Кадр из фильма «Дурные встречи» (1955)

 

Некоторое проявление вежливости

 

Одна из причин, по которой мне нравится мой последний фильм, это то, что это первый раз, когда меня больше порадовал итоговый монтаж, чем черновые съёмки. Во всех остальных случаях мне нравились отдельные наброски, а здесь в кои-то веки я без страха посмотрел скреплённую монтажом версию. Раньше смонтированная картина казалась мне отвратительной; сомнительное удовлетворение я испытывал лишь от смешивания сцен; и каждый раз я снова стабильно приходил в ужас.
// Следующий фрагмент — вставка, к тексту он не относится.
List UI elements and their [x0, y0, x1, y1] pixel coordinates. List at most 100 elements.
В этом же фильме итоговый монтаж худо-бедно, но получился.

Какими вы видите свои отношения со зрителями, какое мнение вы составили о последних?

Я об этом не думаю, но хотел бы и пытаюсь думать. И я всегда надеюсь, что другие оценят то, что нравится мне самому. Единственная уступка, на которую я пошел – да и это скорее не уступка, а некоторое проявление вежливости – это то, что персонажи на этот раз объясняются. Сцена за ужином, без всяких сомнений, очень плоха, я это знаю, потому как это была единственная сцена, которую мне было трудно снимать; мне пришлось переснимать её три раза, потому что ничего не получалось. Это единственная уступка, и она была сделана для того, что обозначить, на каком поле будет разыграна партия.

Но было две претензии, которые вывели меня из себя; другие либо оставили равнодушным, либо были вполне справедливы. Первая, это когда Кристиан Маркан сказал мне: «Мне эта каллиграфия не нравится». Я ответил ему: «В следующий раз я сниму фильм за четыре миллиона, потратив на него три дня, тогда, может, обойдется без каллиграфии». Второй раз был, когда девушка сказала мне: «Персонажи в диалогах слишком часто высказываются категорично». Да, может, это и правда, но ведь и люди далеко не всегда балагурят. В некоторые моменты им необходимо высказать то, что они действительно хотят сказать, что пытаются донести. В фильме «Убегая от стрелы» (Run of the Arrow, 1957) Сэмюэля Фуллера есть сцена, где Стайгер рассказывает притчу: «Вам знакома история о том американском генерале…»; мне это кажется очень удачным, ведь в таких вещах так много правды. И пусть это театрально, но сдержанно, смиренно, убедительно.

 

Entretien avec Alexandre Astruc par Jacques Rivette et Eric Rohmer. Cahiers du Cinéma, № 116 (Fevrier 1961). – pp. 3-14.